Like Trump, McConnell criticized Democrats for raising a matter dating back to high school at the last minute “in an irregular manner” after a week-long confirmation hearing this month.

Trump, who himself faced multiple accusations of sexual misconduct that emerged during the 2016 presidential election, said he did not meet with Kavanaugh when the nominee visited the White House.

“I have never done anything like what the accuser describes — to her or to anyone,” Kavanaugh said in a statement issued by the White House, his first comment since Ford’s identity was revealed on Sunday.

“Because this never happened, I had no idea who was making this accusation until she identified herself (Sunday),” added Kavanaugh.

Kavanaugh has said he was not at the party where the incident allegedly occurred, according to a White House official.

Republicans hold a slim 11-10 advantage on the Judiciary Committee and a 51-49 majority in the Senate.

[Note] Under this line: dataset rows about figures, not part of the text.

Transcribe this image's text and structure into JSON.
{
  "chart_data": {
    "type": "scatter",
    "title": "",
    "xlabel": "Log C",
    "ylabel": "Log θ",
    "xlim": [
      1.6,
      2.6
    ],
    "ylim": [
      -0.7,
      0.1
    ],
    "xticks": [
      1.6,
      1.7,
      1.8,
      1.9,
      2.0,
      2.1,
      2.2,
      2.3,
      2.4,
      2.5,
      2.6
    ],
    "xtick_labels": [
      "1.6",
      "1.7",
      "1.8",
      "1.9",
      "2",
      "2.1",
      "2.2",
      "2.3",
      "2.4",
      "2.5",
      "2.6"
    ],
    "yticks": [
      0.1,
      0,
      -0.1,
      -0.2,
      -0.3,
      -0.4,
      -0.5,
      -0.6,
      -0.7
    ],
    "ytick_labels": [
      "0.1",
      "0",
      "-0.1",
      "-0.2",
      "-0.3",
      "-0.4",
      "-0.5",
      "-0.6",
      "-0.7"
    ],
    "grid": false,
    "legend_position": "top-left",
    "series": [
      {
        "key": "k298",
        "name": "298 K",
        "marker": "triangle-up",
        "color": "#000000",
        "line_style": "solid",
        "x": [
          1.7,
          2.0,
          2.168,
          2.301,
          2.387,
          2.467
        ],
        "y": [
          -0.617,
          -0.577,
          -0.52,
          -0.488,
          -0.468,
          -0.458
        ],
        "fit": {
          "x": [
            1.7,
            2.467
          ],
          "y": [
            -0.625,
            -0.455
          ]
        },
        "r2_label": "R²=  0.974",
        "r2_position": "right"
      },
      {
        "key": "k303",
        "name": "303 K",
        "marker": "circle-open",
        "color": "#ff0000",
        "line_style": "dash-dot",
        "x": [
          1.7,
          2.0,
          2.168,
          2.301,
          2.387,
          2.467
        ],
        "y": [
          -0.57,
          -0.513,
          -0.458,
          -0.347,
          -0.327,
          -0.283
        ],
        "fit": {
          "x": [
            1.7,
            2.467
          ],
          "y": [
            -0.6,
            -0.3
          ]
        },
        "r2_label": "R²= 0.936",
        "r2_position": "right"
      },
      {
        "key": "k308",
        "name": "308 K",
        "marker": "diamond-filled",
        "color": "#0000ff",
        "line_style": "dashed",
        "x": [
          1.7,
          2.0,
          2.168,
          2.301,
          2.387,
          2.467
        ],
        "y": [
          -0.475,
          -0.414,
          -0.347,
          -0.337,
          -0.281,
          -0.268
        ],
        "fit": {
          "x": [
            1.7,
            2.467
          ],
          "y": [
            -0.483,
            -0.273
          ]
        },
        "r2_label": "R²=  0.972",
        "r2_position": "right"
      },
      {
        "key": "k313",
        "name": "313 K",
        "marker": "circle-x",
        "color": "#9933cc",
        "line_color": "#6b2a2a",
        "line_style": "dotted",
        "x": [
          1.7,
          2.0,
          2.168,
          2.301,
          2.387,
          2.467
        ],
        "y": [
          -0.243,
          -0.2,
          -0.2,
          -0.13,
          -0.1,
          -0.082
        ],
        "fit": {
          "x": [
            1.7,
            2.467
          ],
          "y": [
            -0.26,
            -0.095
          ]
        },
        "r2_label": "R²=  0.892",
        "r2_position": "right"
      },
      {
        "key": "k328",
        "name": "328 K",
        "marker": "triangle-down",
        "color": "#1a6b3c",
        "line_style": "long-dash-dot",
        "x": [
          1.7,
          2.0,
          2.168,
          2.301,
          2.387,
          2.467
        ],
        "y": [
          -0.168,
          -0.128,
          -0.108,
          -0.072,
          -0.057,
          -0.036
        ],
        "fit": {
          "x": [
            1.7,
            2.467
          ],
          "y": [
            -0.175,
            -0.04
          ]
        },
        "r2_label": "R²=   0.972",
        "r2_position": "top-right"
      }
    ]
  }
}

Under Senate rules, the committee could forward the nomination to the Senate floor without an affirmative vote.

Trump and other prominent Republicans refrained from attacking Ford. “This woman should not be insulted and she should not be ignored,” White House senior adviser Kellyanne Conway told Fox News.

The comments by Ford’s lawyer suggested a public hearing could be explosive. Ford believes Kavanaugh’s alleged actions were “attempted rape” and “that if it were not for the severe intoxication of Brett Kavanaugh, she would have been raped,” Katz told NBC’s “Today” program.

Katz told CBS that Ford had consumed a beer but was not drunk. Ford was 15 at the time of the alleged incident. Kavanaugh was 17.

Ford detailed her story in a letter sent to Sen. DianneFeinstein in July.

The letter’s contents leaked last week and Ford identified herself in an interview with the Washington Post published on Sunday.